Here are three big economic shifts that impacted Charlotte in 2018
The grey clouds that loomed over the Charlotte skyline Monday afternoon are a metaphor of sorts for the future of the U.S. economy.
They represent some of the factors that could complicate business both locally and nationally — including tariffs, political uncertainty, housing and an aging workforce, according to Diane Swonk, chief economist at Grant Thornton. She spoke during the Charlotte Regional Business Alliance’s annual economic forecast conference in uptown Monday.
Businesses can prepare for those storms before they hit, said Swonk, who anticipates an economic downturn beginning around this time next year. “If immigration continues to slow, we will have a contraction in the labor force by 2020 because retiring Baby Boomers (are) not being replaced by enough incoming workers,” for instance, Swonk said.
“Now is the time to look for where you can seek shelter to weather the next storm,” she said before a panel discussion at the Westin.
Leaders of Bank of America, Duke Energy and Sealed Air — some of the largest publicly traded companies that employ more than 22,000 combined in the region — said Charlotte’s economy has roared back to life in the years following the recession a decade ago. But all three leaders said that they’re busy working to prepare a new generation of workers as the economy changes.
One way to address that is investing in digital capabilities, including tech workers and automation, said Lynn Good, CEO of Charlotte-based Duke Energy, which employs about 6,000 people in Charlotte.
Companies like Duke are working to realign resources so that people aren’t doing repetitive work that machines could, Good said. The company’s also investing in tools like data analytics, drones and mobile devices for field workers, she added.

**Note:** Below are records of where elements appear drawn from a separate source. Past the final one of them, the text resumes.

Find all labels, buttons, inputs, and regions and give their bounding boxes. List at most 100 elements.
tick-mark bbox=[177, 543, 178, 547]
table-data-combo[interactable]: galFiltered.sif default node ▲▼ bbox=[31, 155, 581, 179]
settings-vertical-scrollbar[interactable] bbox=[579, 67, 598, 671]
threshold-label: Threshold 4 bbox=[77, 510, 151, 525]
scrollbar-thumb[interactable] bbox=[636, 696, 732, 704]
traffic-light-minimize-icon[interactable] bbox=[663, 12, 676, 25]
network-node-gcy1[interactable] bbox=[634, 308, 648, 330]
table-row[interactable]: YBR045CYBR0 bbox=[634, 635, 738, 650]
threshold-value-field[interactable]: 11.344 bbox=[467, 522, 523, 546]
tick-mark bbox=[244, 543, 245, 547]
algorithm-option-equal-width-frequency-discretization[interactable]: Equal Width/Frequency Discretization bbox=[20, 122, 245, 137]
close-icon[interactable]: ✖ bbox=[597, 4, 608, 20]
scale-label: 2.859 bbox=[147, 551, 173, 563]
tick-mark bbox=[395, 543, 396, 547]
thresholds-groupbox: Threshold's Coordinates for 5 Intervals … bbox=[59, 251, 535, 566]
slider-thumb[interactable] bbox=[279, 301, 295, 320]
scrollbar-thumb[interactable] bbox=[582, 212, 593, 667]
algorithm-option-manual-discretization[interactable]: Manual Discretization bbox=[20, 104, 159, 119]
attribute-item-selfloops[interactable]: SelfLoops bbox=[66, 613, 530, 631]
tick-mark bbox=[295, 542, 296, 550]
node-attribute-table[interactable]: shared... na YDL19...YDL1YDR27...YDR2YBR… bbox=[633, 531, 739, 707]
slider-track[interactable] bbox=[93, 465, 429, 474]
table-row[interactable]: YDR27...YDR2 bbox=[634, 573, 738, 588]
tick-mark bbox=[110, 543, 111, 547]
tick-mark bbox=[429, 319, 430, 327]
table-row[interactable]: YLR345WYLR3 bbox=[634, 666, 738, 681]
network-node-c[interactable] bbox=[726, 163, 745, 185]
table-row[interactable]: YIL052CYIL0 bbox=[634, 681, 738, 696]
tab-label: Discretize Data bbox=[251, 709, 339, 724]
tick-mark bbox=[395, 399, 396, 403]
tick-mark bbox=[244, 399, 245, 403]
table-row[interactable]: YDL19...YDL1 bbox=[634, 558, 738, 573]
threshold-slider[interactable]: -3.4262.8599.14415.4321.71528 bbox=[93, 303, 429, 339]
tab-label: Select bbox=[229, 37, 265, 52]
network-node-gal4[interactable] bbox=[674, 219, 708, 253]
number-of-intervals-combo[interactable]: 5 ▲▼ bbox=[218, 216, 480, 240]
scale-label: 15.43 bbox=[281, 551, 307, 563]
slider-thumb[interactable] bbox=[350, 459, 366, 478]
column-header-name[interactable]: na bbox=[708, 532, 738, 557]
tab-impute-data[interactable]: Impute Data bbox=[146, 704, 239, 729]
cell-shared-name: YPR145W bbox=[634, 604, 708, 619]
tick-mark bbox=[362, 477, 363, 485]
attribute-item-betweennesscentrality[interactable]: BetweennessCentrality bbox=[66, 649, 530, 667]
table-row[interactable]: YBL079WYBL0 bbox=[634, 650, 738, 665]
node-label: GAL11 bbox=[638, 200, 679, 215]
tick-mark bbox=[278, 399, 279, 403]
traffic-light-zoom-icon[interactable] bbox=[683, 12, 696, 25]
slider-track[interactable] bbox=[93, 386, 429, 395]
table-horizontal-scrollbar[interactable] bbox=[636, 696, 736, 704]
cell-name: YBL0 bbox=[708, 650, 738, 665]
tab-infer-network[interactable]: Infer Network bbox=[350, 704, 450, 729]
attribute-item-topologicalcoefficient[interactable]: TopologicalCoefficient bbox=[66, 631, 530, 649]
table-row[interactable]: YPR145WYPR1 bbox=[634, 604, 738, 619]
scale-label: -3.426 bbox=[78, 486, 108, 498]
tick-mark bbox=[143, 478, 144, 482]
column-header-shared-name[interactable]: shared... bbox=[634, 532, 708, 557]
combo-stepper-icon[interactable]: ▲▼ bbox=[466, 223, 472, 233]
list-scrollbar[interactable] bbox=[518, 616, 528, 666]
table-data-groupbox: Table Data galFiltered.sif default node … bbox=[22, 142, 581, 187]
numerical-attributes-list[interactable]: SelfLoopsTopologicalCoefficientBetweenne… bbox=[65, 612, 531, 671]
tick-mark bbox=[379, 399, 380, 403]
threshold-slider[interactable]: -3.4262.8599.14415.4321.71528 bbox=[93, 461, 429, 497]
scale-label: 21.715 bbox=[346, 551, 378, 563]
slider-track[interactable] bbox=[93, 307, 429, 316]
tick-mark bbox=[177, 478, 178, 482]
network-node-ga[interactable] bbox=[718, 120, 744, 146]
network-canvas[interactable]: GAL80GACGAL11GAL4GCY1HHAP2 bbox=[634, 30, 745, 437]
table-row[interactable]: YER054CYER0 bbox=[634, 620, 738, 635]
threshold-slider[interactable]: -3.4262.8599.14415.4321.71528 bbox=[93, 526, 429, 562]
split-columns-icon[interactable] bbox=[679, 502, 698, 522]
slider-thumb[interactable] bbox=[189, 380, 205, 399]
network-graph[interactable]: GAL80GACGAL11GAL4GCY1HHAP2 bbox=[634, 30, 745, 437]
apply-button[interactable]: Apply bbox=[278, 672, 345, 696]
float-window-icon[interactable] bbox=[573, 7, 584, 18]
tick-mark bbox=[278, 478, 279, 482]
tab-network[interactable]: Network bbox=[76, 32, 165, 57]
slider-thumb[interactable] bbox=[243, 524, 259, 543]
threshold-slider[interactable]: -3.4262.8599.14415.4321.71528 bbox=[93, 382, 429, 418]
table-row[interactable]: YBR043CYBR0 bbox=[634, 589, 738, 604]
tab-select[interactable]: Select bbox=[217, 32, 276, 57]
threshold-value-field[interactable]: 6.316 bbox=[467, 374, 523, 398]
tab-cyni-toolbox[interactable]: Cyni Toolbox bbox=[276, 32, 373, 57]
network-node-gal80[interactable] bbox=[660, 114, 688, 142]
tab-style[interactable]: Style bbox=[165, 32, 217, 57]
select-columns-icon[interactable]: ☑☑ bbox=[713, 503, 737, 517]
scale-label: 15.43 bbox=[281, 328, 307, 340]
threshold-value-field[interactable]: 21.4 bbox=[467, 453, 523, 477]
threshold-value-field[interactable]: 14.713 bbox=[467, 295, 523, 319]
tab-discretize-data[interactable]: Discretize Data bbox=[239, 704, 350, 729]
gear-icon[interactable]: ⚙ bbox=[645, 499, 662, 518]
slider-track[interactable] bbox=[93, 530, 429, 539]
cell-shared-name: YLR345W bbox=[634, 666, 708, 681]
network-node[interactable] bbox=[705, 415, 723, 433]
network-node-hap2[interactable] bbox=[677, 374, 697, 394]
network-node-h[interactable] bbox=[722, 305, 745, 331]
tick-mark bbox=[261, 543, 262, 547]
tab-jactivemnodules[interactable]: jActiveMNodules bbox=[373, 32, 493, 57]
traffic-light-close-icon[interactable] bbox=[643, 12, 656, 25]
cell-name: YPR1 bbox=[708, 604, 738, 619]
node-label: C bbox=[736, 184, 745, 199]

“You may be getting texts from Duke Energy around outages. That’s not a functionality we would have offered five years ago,” Good said.
All three leaders also said that businesses have a responsibility to address community issues like income inequality in order to make Charlotte a more attractive place to live and do business for white collar and blue collar workers alike.
Sealed Air CEO Ted Doheny said he recently joined the Charlotte Executive Leadership Council, which was formed in 2015 and includes more than two dozen local CEOs who work on everything from negotiating with lawmakers in Raleigh to addressing early childhood education in Charlotte.
“The leaders are talking about early education, what can we do, and not just talking about it, but doing something about it, making sure we catch people early in life so that they don’t go off the rails,” Doheny said. Sealed Air employs about 1,000 people at its headquarters off Tyvola Road.
Employers also have to work to match jobs that don’t require higher education with young workers, said Brian Moynihan, CEO of Bank of America, which employs roughly 15,000 people in the Charlotte metro area.
Moynihan cited the call centers that large companies like Bank of America and Duke Energy have in Charlotte as ways that local corporations create job opportunities outside of the typical office setting.
“It’s incumbent upon larger employers to create opportunities that help improve economic mobility,” Moynihan said.
Praising recent announcements like Honeywell’s decision to relocate its headquarters to Charlotte, the panelists said Charlotte needs to continue to be aggressive in pursuing new businesses to strengthen and diversify the local economy, especially before the economy sours.
Two economic development groups, the Charlotte Regional Partnership and the Charlotte Chamber, previously were a bit confusing before they merged, Moynihan said. Their recent combination, he added, positions Charlotte well “to make a good pitch” for itself.
“You want to be good (at attracting new business) when it’s a good economy, so that when there is a slowdown, you’re prepared,” Good said.